Macon (GA) Telegraph, March 25, 1917, p. 4.
DEATH LIST GROWS TO37 FROM STORM
Six Additional Deaths Reported at New Albany, Indiana, During Yesterday
Relief Underway
New Albany, Indiana, March 24-With but six additional deaths reported during
the day, the work of searching the debris and measures of relief instituted
for the homeless, New Albany late today began to recover from the storm that
wrecked portions of the city late yesterday.
The deaths reported brought the list of fatalities to 37. Three-fourths of
the wrecked area, it was said, had been explored. The record of missing has
been kept only in a desultory way, but even that is being reduced almost
hourly by reports from missing persons who have been cared for in private
homes.
Of the 100 or more who were injured, it was said probably 75 were badly hurt
but that less than a dozen were serious.
The institution of relief measures was prompt. Citizens of Louisville, led
by the board of trade, subscribed over $12,000 and sent motor trucks loaded
with food and clothing.
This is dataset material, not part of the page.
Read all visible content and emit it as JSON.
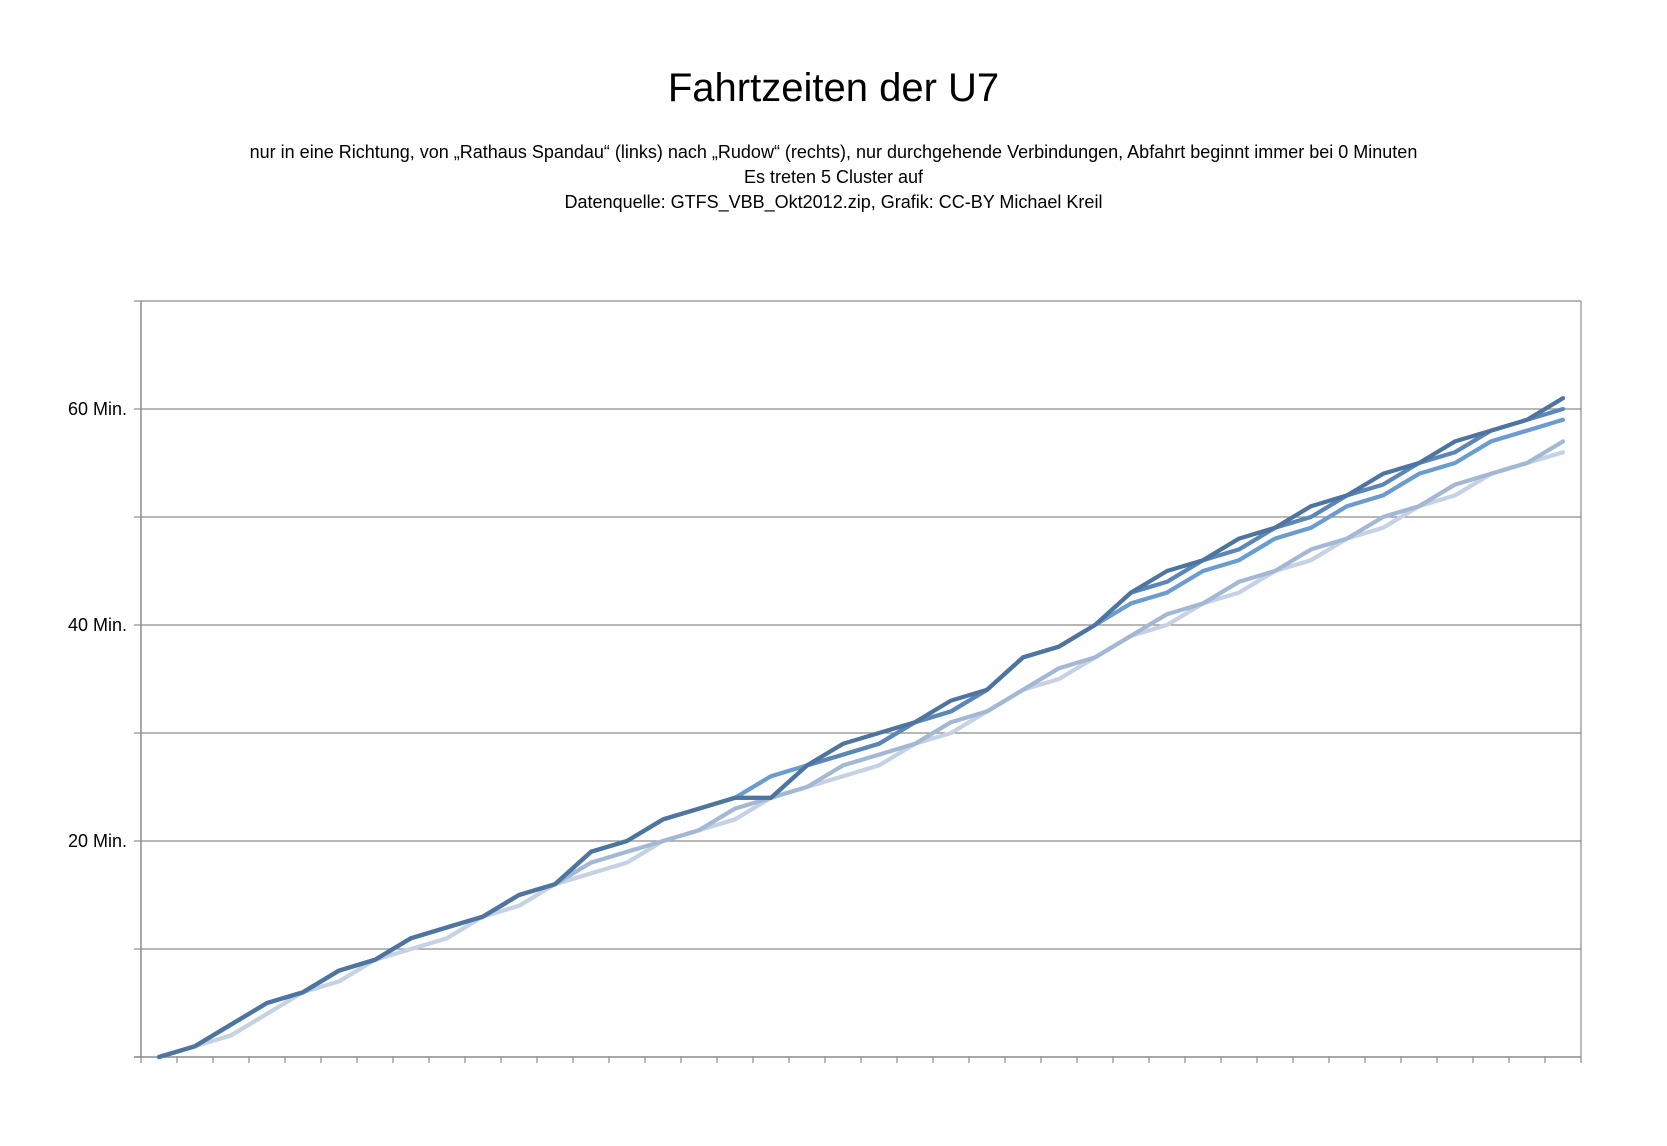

Later in the day the chamber of commerce issued an
appeal to the country for aid estimating that $200,000 was needed properly
to care for the injured and homeless.
The work of clearing away the wreckage and searching the ruins for bodies
today was under the supervision of a detachment of state troops. Sixty were
on duty today and 100 more are expected tomorrow when 200 inmates of the
Indiana State Reformatory at Jeffersonville, three miles away, will be put
to work. Monday an additional 200 men will be used with electricians and
other skilled labor from the institution in an effort to rehabilitate the
stricken section.
The first organized effort to establish the property loss resulted today in
an estimate of $1,133,000 including damaged or destroyed homes and contents.
When the rescuers today examined the ruins of the negro schoolhouse that was
expected to yield a number of bodies, they found a badly frightened but
practically unhurt negro boy. He had been pinioned beneath the debris but
was protected from harm by overhanging timbers.